Interestingly, the dentate gyrus retains the ability to encode information properly under the right “permissive” conditions despite the neuropathological features associated with epilepsy, which are particularly pronounced in the hippocampus. These data suggest that modulating dentate gyrus activity could be beneficial in improving cognitive performance even in cases where there is damage to the hippocampus, underscoring the potential therapeutic implications of this study. Notably, the work focuses solely on normalizing circuit activity in the dorsal dentate gyrus and the resultant impact on dorsal hippocampus-dependent behaviors. It remains unclear whether restoring the appropriate window of excitability in other networks will attenuate other pathological features of epilepsy, such as psychiatric comorbidities, which are evident in epilepsy models with insults to the ventral hippocampus.[10] For instance, does restoration of normal ventral hippocampal activity improve anxiety-like and/or depression-like behaviors comorbid in chronically epileptic animals?

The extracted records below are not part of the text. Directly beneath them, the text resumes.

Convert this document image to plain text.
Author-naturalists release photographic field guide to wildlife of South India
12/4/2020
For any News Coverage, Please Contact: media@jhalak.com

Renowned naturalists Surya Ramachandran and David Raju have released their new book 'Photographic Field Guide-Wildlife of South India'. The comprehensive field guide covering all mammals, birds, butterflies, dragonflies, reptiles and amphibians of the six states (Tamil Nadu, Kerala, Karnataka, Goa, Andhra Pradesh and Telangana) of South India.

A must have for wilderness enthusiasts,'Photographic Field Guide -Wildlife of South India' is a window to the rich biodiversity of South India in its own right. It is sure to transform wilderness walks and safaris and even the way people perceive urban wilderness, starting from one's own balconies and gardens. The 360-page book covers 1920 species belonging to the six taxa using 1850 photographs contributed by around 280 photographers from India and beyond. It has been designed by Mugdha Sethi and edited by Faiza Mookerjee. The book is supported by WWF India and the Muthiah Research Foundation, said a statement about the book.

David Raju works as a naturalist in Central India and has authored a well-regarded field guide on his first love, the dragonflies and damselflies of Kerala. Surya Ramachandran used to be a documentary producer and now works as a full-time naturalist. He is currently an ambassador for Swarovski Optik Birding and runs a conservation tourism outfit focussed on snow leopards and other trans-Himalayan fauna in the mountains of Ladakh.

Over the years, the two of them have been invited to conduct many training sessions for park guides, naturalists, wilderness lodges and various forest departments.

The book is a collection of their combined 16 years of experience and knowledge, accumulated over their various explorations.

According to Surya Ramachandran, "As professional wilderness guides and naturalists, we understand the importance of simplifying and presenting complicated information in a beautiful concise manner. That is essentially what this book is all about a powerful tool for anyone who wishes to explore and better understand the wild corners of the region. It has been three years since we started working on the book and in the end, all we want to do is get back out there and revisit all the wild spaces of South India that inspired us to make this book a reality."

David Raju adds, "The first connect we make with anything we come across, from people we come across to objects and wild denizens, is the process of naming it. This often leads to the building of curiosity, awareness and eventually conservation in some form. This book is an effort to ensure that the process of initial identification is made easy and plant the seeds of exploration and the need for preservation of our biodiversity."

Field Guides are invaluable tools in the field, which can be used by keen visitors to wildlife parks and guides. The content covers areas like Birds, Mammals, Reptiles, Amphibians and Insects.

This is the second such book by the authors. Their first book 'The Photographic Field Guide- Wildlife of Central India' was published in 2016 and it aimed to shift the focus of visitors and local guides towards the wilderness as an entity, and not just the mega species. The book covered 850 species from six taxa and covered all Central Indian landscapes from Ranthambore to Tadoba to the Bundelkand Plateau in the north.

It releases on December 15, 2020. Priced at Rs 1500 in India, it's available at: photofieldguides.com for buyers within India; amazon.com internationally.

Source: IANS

Nonetheless, this study demonstrates the importance of a “permissive excitability window” in granule cells for optimal encoding and cognitive function. The dentate granule cells become hyperexcitable in chronically epileptic mice, which contributes to deficits in cognitive performance. Circuit-level modulation of excitability to counteract these changes is a novel translational approach to intervene in comorbidities associated with epilepsy.